The incident resulted in bans for Williams, director of rugby Dean Richards and physiotherapist Steph Brennan, as well as a fine for the club. It has been described as "rugby's biggest scandal".

==Events==
Seven minutes into the second half of their 2008–09 Heineken Cup quarter-final against Leinster, Harlequins fly-half Nick Evans suffered a thigh injury and was replaced by Chris Malone. Malone tore his hamstring 20 minutes later and was replaced by winger Tom Williams, leaving full-back Mike Brown as the best available place kicker. With eight minutes to play and the score at 6–5 to Leinster, Brown had the chance to give Harlequins the lead from a penalty, but he pushed his kick wide. Williams himself then came off with an apparent blood injury allowing Evans to return to the field, despite having been substituted earlier. Evans' late drop goal attempt went wide, and Leinster went on to win the game, and eventually, went on to win the entire tournament.
==Aftermath==
An investigation by the European Rugby Cup and the Rugby Football Union revealed that blood injuries had also been faked by Harlequins to enable tactical substitutions on four previous occasions. These findings resulted in a 12-month ban for Williams (reduced to four months on appeal), a three-year ban for former director of rugby Dean Richards and a two-year ban for physiotherapist Steph Brennan, as well as a £260,000 fine for the club. Club chairman Charles Jillings subsequently tendered his resignation, while club doctor Wendy Chapman was suspended by the General Medical Council pending a disciplinary panel hearing into her cutting of Williams' lip to hide his use of the blood capsule. On 2 September 2009, it was reported that Harlequins had escaped being thrown out of the Heineken Cup following the scandal when the European Rugby Cup board said they approved of the penalties already handed out.

Mark Evans, chief executive of Harlequin FC said:

You would be incredibly naive to think (the Bloodgate stigma) will ever disappear completely. Things like that don't. They become part of history and, like good or bad seasons, are woven into the fabric of any club.

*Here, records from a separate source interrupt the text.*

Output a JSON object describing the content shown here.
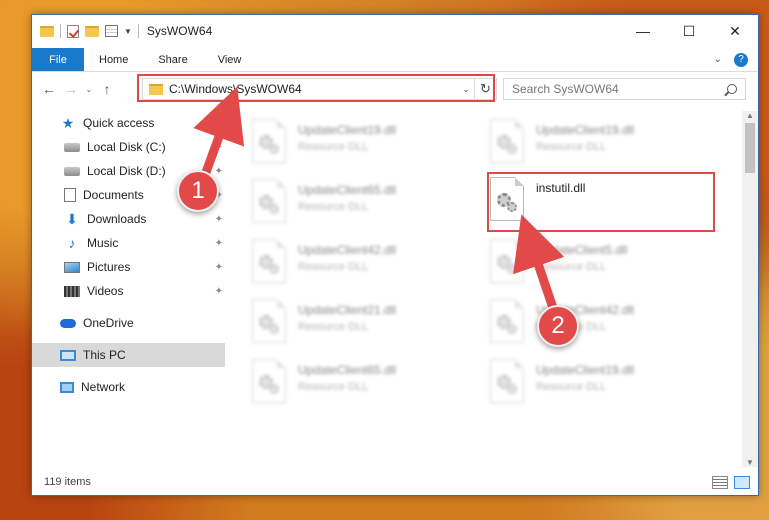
{
  "window": {
    "title": "SysWOW64",
    "controls": {
      "minimize": "—",
      "maximize": "☐",
      "close": "✕"
    }
  },
  "ribbon": {
    "tabs": [
      "File",
      "Home",
      "Share",
      "View"
    ],
    "expand": "⌄",
    "help": "?"
  },
  "nav": {
    "back": "←",
    "forward": "→",
    "recent": "⌄",
    "up": "↑",
    "address": "C:\\Windows\\SysWOW64",
    "address_chevron": "⌄",
    "refresh": "↻",
    "search_placeholder": "Search SysWOW64"
  },
  "sidebar": {
    "items": [
      {
        "label": "Quick access",
        "icon": "star-icon"
      },
      {
        "label": "Local Disk (C:)",
        "icon": "drive-icon",
        "pinned": true
      },
      {
        "label": "Local Disk (D:)",
        "icon": "drive-icon",
        "pinned": true
      },
      {
        "label": "Documents",
        "icon": "documents-icon",
        "pinned": true
      },
      {
        "label": "Downloads",
        "icon": "download-icon",
        "pinned": true
      },
      {
        "label": "Music",
        "icon": "music-icon",
        "pinned": true
      },
      {
        "label": "Pictures",
        "icon": "pictures-icon",
        "pinned": true
      },
      {
        "label": "Videos",
        "icon": "videos-icon",
        "pinned": true
      },
      {
        "label": "OneDrive",
        "icon": "onedrive-icon"
      },
      {
        "label": "This PC",
        "icon": "pc-icon",
        "selected": true
      },
      {
        "label": "Network",
        "icon": "network-icon"
      }
    ],
    "pin_glyph": "📌"
  },
  "files": [
    {
      "name": "UpdateClient19.dll",
      "type": "Resource DLL"
    },
    {
      "name": "UpdateClient19.dll",
      "type": "Resource DLL"
    },
    {
      "name": "UpdateClient65.dll",
      "type": "Resource DLL"
    },
    {
      "name": "instutil.dll",
      "type": ""
    },
    {
      "name": "UpdateClient42.dll",
      "type": "Resource DLL"
    },
    {
      "name": "UpdateClient5.dll",
      "type": "Resource DLL"
    },
    {
      "name": "UpdateClient21.dll",
      "type": "Resource DLL"
    },
    {
      "name": "UpdateClient42.dll",
      "type": "Resource DLL"
    },
    {
      "name": "UpdateClient65.dll",
      "type": "Resource DLL"
    },
    {
      "name": "UpdateClient19.dll",
      "type": "Resource DLL"
    }
  ],
  "annotations": {
    "step1": "1",
    "step2": "2"
  },
  "status": {
    "item_count": "119 items"
  },
  "colors": {
    "accent": "#1979ca",
    "highlight": "#e04848",
    "badge": "#e24a4a"
  }
}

Richards resigned from his post at Harlequins over the incident, in which it was acknowledged that he had orchestrated it and had "central control". He was given a three-year suspension from coaching as punishment. The International Rugby Board (IRB) also confirmed that they would apply the ban to rugby union worldwide.

Dr. Chapman, the medic who cut Williams' lip, appeared before the General Medical Council charged with alleged conduct likely to bring the profession into disrepute. The appearance resulted in Dr. Chapman being warned but allowed to continue practising medicine.